<北京大学数量经济与数理金融教育部重点实验室>学术报告——An axiomatic foundation for the Expected Shortfall

Abstract: The Value-at-Risk (VaR) and the Expected Shortfall (ES) are the two most popular risk measures used in banking and insurance regulation. In particular, according to the recent Basel Accords, ES replaces VaR as the standard risk measure for market risk in the banking sector. The class of VaR as quantile functions has been characterized in the literature with several different sets of economic axioms, whereas the class of ES, although being coherent risk measures, does not have an axiomatic foundation yet. We propose four intuitive and economically meaningful axioms to uniquely characterize an ES. In particular, a novel notion of risk concentration plays a significant role in the formulation of the axioms. Our results provide an economic support for using the Expected Shortfall as the globally dominating regulatory risk measure currently employed in Basel III/IV, as well as the ground for discussions on risk measurement for the future. If time permits, I will also discuss some recent results on the elicitation of ES, which may lead to alternative axiomatic formulations of ES.


Bio: Dr. Ruodu Wang is University Research Chair and Associate Professor of Actuarial Science at the University of Waterloo in Canada. He received his PhD in Mathematics (2012) from the Georgia Institute of Technology, after completing his Bachelor (2006) and Master's (2009) degrees at Peking University. His research interests include Quantitative Finance, Actuarial Science, Operations Research, and Risk Management, and has published over 50 papers in leading journals in the respective areas.

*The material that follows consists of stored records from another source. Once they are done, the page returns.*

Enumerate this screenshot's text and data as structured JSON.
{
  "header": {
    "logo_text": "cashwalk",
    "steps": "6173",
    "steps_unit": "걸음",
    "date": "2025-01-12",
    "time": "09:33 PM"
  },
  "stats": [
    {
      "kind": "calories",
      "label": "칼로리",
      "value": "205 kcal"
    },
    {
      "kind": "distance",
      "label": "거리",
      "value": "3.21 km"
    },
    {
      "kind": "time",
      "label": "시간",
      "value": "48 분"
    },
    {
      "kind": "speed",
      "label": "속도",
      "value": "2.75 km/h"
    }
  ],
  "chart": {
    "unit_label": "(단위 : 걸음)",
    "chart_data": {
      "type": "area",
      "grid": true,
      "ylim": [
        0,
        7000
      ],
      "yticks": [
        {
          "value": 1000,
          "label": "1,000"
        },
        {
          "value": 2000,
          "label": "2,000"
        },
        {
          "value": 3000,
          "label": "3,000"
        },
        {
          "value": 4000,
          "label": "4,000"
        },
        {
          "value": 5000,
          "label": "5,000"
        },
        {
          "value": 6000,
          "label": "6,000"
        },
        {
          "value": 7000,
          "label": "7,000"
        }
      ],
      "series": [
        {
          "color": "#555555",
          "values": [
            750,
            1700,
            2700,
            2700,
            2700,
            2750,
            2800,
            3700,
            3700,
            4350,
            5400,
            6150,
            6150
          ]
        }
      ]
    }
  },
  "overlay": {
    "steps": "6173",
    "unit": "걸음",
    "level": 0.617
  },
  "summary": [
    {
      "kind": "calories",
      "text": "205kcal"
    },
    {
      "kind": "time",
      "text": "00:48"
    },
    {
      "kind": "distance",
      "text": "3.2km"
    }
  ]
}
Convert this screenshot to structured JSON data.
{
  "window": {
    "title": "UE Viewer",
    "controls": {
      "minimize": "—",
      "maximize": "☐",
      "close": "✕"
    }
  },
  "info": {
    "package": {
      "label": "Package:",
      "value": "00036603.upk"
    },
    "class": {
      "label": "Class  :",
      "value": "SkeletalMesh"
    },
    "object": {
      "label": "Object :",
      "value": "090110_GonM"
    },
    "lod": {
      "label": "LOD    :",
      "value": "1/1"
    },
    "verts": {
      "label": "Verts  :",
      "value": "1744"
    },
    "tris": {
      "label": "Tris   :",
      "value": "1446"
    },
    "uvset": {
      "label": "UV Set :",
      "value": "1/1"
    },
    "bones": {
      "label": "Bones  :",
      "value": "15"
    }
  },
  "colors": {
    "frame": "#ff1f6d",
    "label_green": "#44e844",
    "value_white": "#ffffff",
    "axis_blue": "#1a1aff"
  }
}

He holds editorial positions of leading academic journals in Actuarial Science, including Co-Editor of ASTIN Bulletin - The Journal of the International Actuarial Association and Co-Editor of the European Actuarial Journal. He received one of Canada's 125 Discovery Accelerator Supplement Awards from the Natural Sciences and Engineering Research Council of Canada in 2018, and is an affiliated member of RiskLab at ETH Zurich.